USNEWS.com says that from 2003-2013 the price index of college tuitions grew an average of 79.5 percent. That is almost twice as fast as the cost of medical care, which grew only 43 percent, and almost four times faster than the cost of housing which grew only 22 percent in the same ten-year span.
17 percent of degree holders were completely unemployed in 2013. 17 percent of the people who spent thousands of dollars to get an education found themselves completely without means of supporting themselves with it.
According to the Washington post and the Federal Reserve Bank only 27 percent of graduates find a career matching their major. Of the remaining graduates less than 60 percent will find a career relating to their field at all. The rest will go unemployed or be forced to work in lower paying jobs that have nothing to do with their degrees, slowly accruing more an more debt as they desperately seek to find a job that will utilize their potential.
Forbes.com goes so far as to report that as of March 2014 44 percent of college graduates are underemployed, and 14 percent of graduates from 2013 were still without jobs.
So again I ask how it is that anyone can rationalize charging more money for an education that becomes less valuable every year? What allows the justification of charging youths, single parents, and people trying to better the course of their lives, more money for a college degree that is barely worth what it costs now, if in fact it is at all?
I don't know of a single other business outside education that increases the cost of its product as it becomes less valuable. If someone tried to charge you more for an apple or an orange as it become more an more rotten you would laugh in their face. If someone increased the price of beef infected by mad cow disease over that of healthy meat, you would walk away. Yet here we are smiling and nodding as over and over again institutions of learning raise the cost of a diploma that is worth a little less every year.
What message do we send to high school students as they consider going to college. How can we expect children preparing for their futures to choose higher learning when all they can see it getting them is more debt.
What kind of America will come about when higher learning is pushed to the wayside for workforce development?
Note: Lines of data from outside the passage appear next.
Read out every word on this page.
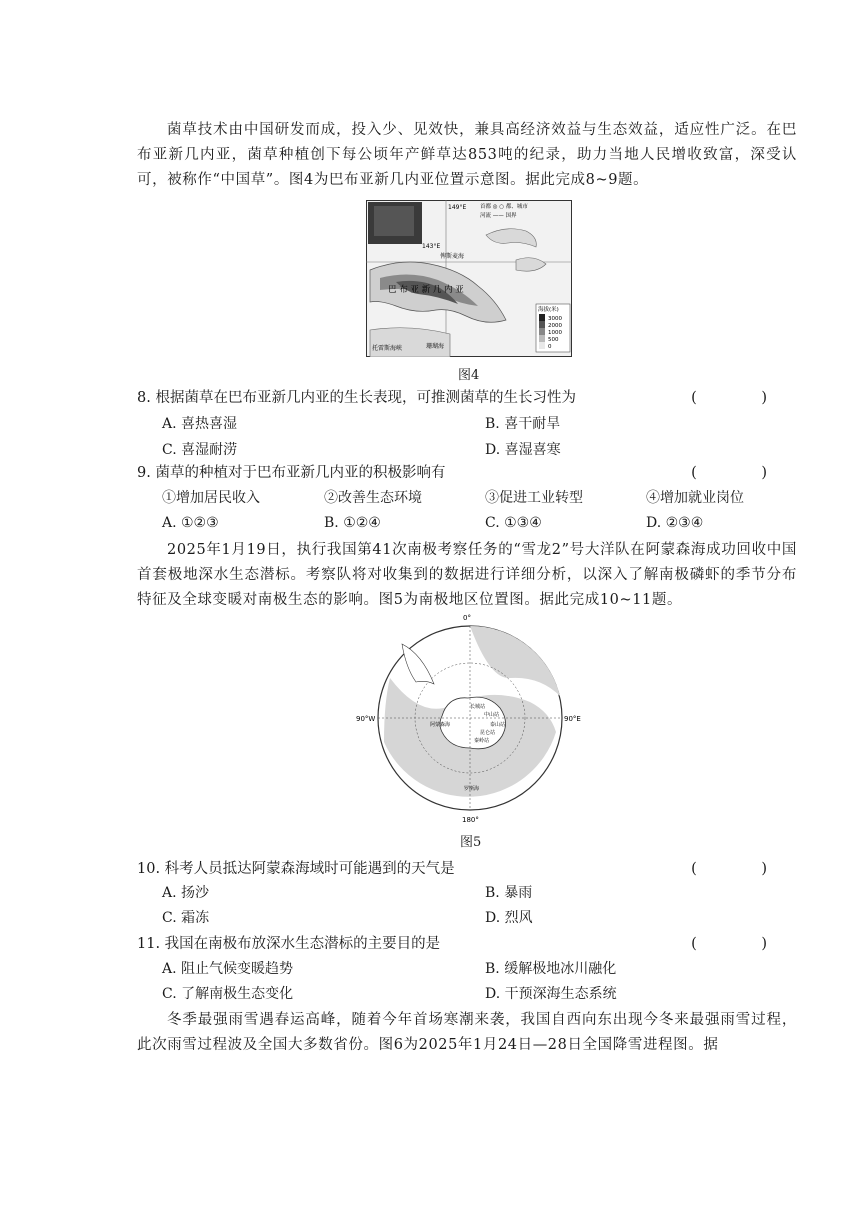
菌草技术由中国研发而成，投入少、见效快，兼具高经济效益与生态效益，适应性广泛。在巴布亚新几内亚，菌草种植创下每公顷年产鲜草达853吨的纪录，助力当地人民增收致富，深受认可，被称作“中国草”。图4为巴布亚新几内亚位置示意图。据此完成8~9题。
149°E
143°E
首都 ◎ ○ 都、城市
河流 —— 国界
俾斯麦海
巴 布 亚 新 几 内 亚
托雷斯海峡	珊瑚海
海拔(米)
3000
2000
1000
500
0
图4
8. 根据菌草在巴布亚新几内亚的生长表现，可推测菌草的生长习性为	( )
A. 喜热喜湿	B. 喜干耐旱
C. 喜湿耐涝	D. 喜湿喜寒
9. 菌草的种植对于巴布亚新几内亚的积极影响有	( )
①增加居民收入	②改善生态环境	③促进工业转型	④增加就业岗位
A. ①②③	B. ①②④	C. ①③④	D. ②③④
2025年1月19日，执行我国第41次南极考察任务的“雪龙2”号大洋队在阿蒙森海成功回收中国首套极地深水生态潜标。考察队将对收集到的数据进行详细分析，以深入了解南极磷虾的季节分布特征及全球变暖对南极生态的影响。图5为南极地区位置图。据此完成10~11题。
0°
180°
90°W	90°E
长城站
中山站
阿蒙森海	泰山站
昆仑站
秦岭站
罗斯海
图5
10. 科考人员抵达阿蒙森海域时可能遇到的天气是	( )
A. 扬沙	B. 暴雨
C. 霜冻	D. 烈风
11. 我国在南极布放深水生态潜标的主要目的是	( )
A. 阻止气候变暖趋势	B. 缓解极地冰川融化
C. 了解南极生态变化	D. 干预深海生态系统
冬季最强雨雪遇春运高峰，随着今年首场寒潮来袭，我国自西向东出现今冬来最强雨雪过程，此次雨雪过程波及全国大多数省份。图6为2025年1月24日—28日全国降雪进程图。据
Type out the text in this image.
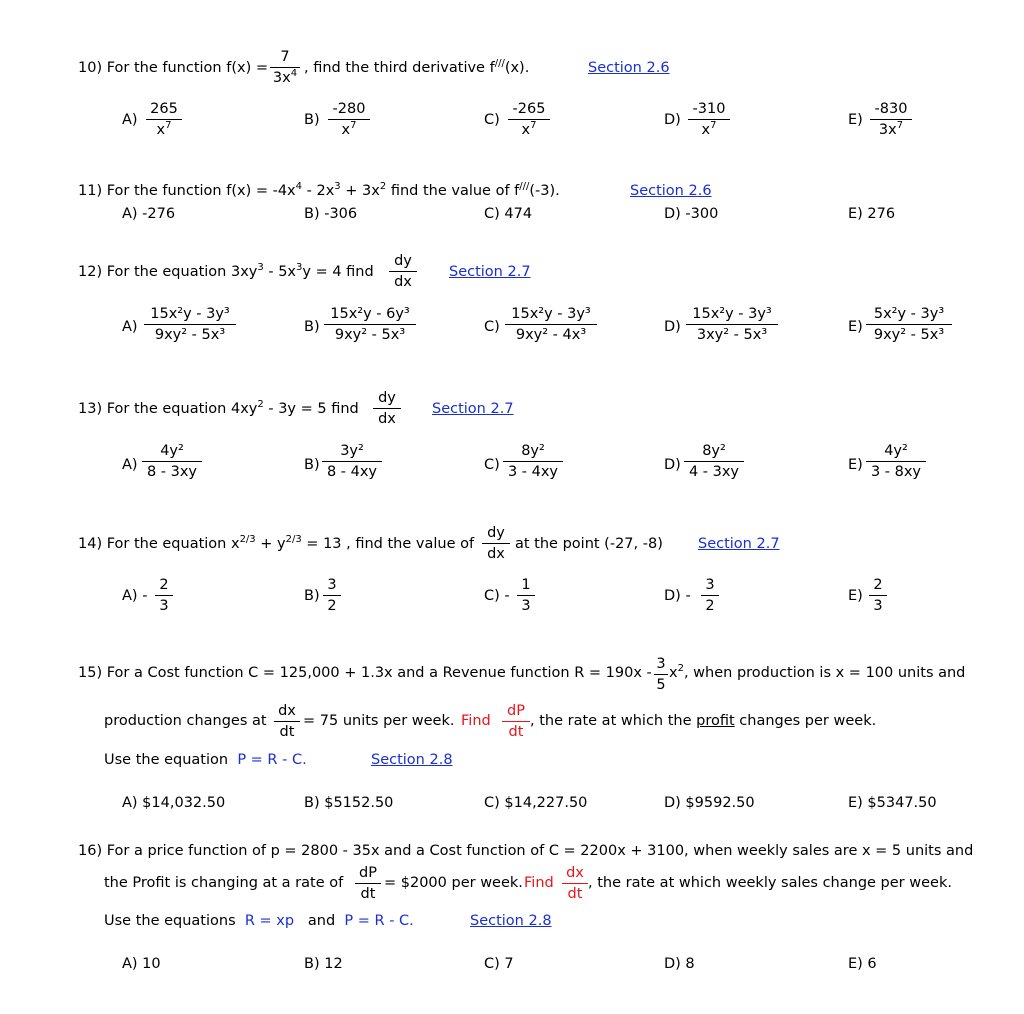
10) For the function f(x) =
7
$3x^4$ , find the third derivative f///(x).	Section 2.6
A)
265
$x^7$	B)
-280
$x^7$	C)
-265
$x^7$	D)
-310
$x^7$	E)
-830
$3x^7$
11) For the function $f(x) = -4x^4 - 2x^3 + 3x^2$ find the value of f///(-3).	Section 2.6
A) -276	B) -306	C) 474	D) -300	E) 276
12) For the equation $3xy^3 - 5x^3y = 4$ find
dy
dx
Section 2.7
A)
15x²y - 3y³
9xy² - 5x³	B)
15x²y - 6y³
9xy² - 5x³	C)
15x²y - 3y³
9xy² - 4x³	D)
15x²y - 3y³
3xy² - 5x³	E)
5x²y - 3y³
9xy² - 5x³
13) For the equation $4xy^2 - 3y = 5$ find
dy
dx
Section 2.7
A)
4y²
8 - 3xy	B)
3y²
8 - 4xy	C)
8y²
3 - 4xy	D)
8y²
4 - 3xy	E)
4y²
3 - 8xy
14) For the equation $x^{2/3} + y^{2/3} = 13$ , find the value of
dy
dx
at the point (-27, -8) Section 2.7
A) -
2
3
B)
3
2
C) -
1
3
D) -
3
2
E)
2
3
15) For a Cost function C = 125,000 + 1.3x and a Revenue function R = 190x -
3
5
$x^2$, when production is x = 100 units and
production changes at
dx
dt
= 75 units per week. Find
dP
dt
, the rate at which the profit changes per week.
Use the equation P = R - C.	Section 2.8
A) $14,032.50	B) $5152.50	C) $14,227.50	D) $9592.50	E) $5347.50
16) For a price function of p = 2800 - 35x and a Cost function of C = 2200x + 3100, when weekly sales are x = 5 units and
the Profit is changing at a rate of
dP
dt
= $2000 per week. Find
dx
dt
, the rate at which weekly sales change per week.
Use the equations R = xp and P = R - C.	Section 2.8
A) 10	B) 12	C) 7	D) 8	E) 6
What will our country be like when higher thought and learning are pushed to the wayside in exchange for factory like output?
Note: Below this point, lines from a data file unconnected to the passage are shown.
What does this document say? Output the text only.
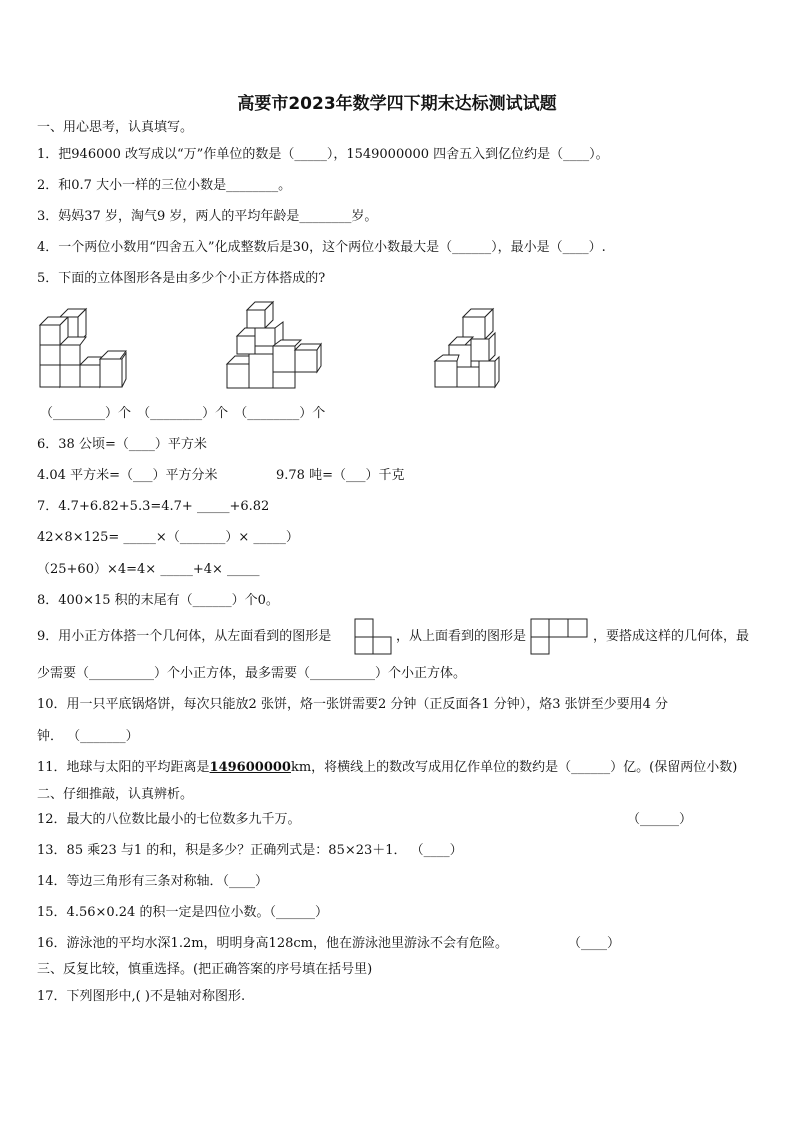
高要市2023年数学四下期末达标测试试题
一、用心思考，认真填写。
1．把946000 改写成以“万”作单位的数是（_____），1549000000 四舍五入到亿位约是（____）。
2．和0.7 大小一样的三位小数是________。
3．妈妈37 岁，淘气9 岁，两人的平均年龄是________岁。
4．一个两位小数用“四舍五入”化成整数后是30，这个两位小数最大是（______），最小是（____）.
5．下面的立体图形各是由多少个小正方体搭成的?
（________）个 （________）个 （________）个
6．38 公顷=（____）平方米
4.04 平方米=（___）平方分米	9.78 吨=（___）千克
7．4.7+6.82+5.3=4.7+ _____+6.82
42×8×125= _____×（_______）× _____）
（25+60）×4=4× _____+4× _____
8．400×15 积的末尾有（______）个0。
9．用小正方体搭一个几何体，从左面看到的图形是	，从上面看到的图形是	，要搭成这样的几何体，最
少需要（__________）个小正方体，最多需要（__________）个小正方体。
10．用一只平底锅烙饼，每次只能放2 张饼，烙一张饼需要2 分钟（正反面各1 分钟），烙3 张饼至少要用4 分
钟． （_______）
11．地球与太阳的平均距离是149600000km，将横线上的数改写成用亿作单位的数约是（______）亿。(保留两位小数)
二、仔细推敲，认真辨析。
12．最大的八位数比最小的七位数多九千万。	（______）
13．85 乘23 与1 的和，积是多少？正确列式是：85×23＋1． （____）
14．等边三角形有三条对称轴．（____）
15．4.56×0.24 的积一定是四位小数。（______）
16．游泳池的平均水深1.2m，明明身高128cm，他在游泳池里游泳不会有危险。	（____）
三、反复比较，慎重选择。(把正确答案的序号填在括号里)
17．下列图形中,( )不是轴对称图形.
And as tuition increases will unsubsidized loans also increase? Will debt become more and more abundant and crippling? Will our country become filled with an uninformed unthinking workforce who's only skills include following directions? College isn't just about gaining skills for the workplace it is about becoming a whole person, a thinking person, a person capable of questioning the world around themselves and bettering it.
Pushing for certificate programs, or raising tuition only shows that intelligent thought is becoming less valuable to the college than the mechanical workers certificate programs create. The true value of school is not in a certificate that helps you get a job, but in learning to understand and question the world around you.
Say no to increased tuition and yes to student growth."